Gayden Metcalfe is a native of Greenville, Mississippi, where she is a member of the Greenville chapter of the Garden Club of America, St. James's Episcopal Church, and the Animal Rescue League. Both the daughter of a Southern mother and a Southern mother herself, she and her husband have two children.

Charlotte Hays is a Delta native and recovering gossip columnist for the Washington Times, New York Observer, and New York Daily News. She lives in Washington, D.C.

Book Synopsis

A hilarious guide to that incomparable creature-the Southern mother

Southern society is arranged along matriarchal lines, since the Southern matriarch is a far more formidable being than the much nicer Southern male. She has to be this way; she was put on earth with a sacred mission: to drum good manners and the proper religion-ancestor worship-into the next generation.

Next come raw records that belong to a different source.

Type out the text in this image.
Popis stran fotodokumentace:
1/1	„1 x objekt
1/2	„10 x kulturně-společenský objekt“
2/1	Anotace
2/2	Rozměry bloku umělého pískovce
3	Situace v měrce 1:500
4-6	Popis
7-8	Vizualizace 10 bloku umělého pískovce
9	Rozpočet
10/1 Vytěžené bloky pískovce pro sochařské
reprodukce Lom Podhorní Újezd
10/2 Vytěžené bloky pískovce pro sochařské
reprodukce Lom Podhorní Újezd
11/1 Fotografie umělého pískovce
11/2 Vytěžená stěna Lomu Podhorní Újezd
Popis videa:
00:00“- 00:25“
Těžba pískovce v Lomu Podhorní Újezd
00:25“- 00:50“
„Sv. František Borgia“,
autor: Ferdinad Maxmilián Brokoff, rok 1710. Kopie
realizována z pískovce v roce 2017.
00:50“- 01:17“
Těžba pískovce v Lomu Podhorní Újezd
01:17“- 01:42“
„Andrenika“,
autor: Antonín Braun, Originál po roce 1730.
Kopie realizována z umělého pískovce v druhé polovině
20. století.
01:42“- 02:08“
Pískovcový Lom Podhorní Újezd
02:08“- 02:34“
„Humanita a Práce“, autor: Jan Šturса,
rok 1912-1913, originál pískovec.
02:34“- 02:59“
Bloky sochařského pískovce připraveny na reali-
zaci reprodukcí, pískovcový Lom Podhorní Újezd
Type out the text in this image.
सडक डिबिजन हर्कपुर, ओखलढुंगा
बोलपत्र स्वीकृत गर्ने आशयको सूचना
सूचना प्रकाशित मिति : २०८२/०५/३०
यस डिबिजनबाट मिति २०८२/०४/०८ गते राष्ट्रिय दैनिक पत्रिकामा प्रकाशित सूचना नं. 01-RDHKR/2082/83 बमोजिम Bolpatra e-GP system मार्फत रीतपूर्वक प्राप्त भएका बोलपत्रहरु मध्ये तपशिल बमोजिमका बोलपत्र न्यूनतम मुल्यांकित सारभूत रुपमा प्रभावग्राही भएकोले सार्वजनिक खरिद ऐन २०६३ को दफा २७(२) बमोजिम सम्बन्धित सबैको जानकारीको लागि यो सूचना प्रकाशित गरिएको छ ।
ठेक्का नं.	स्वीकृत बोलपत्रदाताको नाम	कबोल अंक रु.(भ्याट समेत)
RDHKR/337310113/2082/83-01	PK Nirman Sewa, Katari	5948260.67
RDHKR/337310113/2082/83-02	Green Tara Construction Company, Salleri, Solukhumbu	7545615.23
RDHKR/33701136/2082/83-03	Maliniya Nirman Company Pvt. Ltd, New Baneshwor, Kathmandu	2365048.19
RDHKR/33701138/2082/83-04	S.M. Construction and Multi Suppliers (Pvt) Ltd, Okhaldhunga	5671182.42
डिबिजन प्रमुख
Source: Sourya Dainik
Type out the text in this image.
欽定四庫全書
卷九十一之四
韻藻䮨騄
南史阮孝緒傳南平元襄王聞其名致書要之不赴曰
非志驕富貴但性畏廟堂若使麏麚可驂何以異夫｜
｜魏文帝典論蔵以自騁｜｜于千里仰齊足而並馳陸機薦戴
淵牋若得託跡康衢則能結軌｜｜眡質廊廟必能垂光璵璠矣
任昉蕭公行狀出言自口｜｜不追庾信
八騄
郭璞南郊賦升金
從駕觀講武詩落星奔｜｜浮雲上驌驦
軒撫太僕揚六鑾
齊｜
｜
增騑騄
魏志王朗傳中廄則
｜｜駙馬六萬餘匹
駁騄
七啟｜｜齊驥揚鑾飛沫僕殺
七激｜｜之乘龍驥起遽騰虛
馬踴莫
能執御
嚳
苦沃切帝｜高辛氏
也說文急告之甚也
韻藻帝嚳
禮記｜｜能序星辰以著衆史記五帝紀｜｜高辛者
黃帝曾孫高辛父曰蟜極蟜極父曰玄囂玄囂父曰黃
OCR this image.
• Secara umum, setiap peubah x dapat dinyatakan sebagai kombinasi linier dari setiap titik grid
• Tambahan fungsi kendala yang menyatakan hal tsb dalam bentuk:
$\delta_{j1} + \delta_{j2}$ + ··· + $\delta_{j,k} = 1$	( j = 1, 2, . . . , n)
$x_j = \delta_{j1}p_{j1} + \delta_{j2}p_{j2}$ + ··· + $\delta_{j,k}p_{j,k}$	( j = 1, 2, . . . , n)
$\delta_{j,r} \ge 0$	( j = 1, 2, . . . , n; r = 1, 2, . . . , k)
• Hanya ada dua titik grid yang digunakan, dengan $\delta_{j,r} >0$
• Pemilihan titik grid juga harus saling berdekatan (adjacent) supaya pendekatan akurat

In Some Day You'll Thank Me for This, Gayden Metcalfe and Charlotte Hays, bestselling authors of Being Dead Is No Excuse and Somebody's Going to Die If Lily Beth Doesn't Catch That Bouquet, deliver up a hilarious treatise-complete with appropriate recipes from those finicky, demanding moms-on the joys, trials, and tribulations of being the daughter of a Southern mother. Including sections such as A Crown in Heaven (a Southern mother's favorite fashion accessory), Grande Dames, Toasting the Southern Mother, and why grandmothers prefer their "precious angel baby" grandchildren to their own "bad" children, this is the perfect gift for any Southern mother-or daughter of one.

Publishers Weekly

The authors of previous tongue-in-cheek Dixie primers (e.g., Somebody Is Going to Die if Lilly Beth Doesn't Catch That Bouquet) offer a conglomeration of genteel recipes favored by their steel magnolia matriarchs and introduced by some outdated though cherished stereotypes about the Southern feminine temperament. As official daughters of Southern mothers (DSMs, for short), the authors enlist their memories and those of friends and acquaintances in compiling these touchingly witty anecdotes about their mothers, underscoring such time-honored Delta traits as fondness for monogramming and beautification, diplomatic double-speak, discretion and decorum, and not letting studying get in the way of their daughters' social schedule. The grandes dames earn some gentle, charming digs ("How could I be overdrawn?" the Southern mother expresses her financial wisdom in a nutshell. "I still have three checks"). The recipes included are truly precious antebellum throwbacks, such as dove and oyster pie, crabmeat imperial and charlotte russe, served in cut-glass crystal with ladyfingers. With holiday cheese balls, homemade mayonnaise, stuffed eggs and plenty of bourbon, these authors good-naturedly toast their Southern mothers, as they recognize, not ungratefully, that they are also becoming them. (Apr.)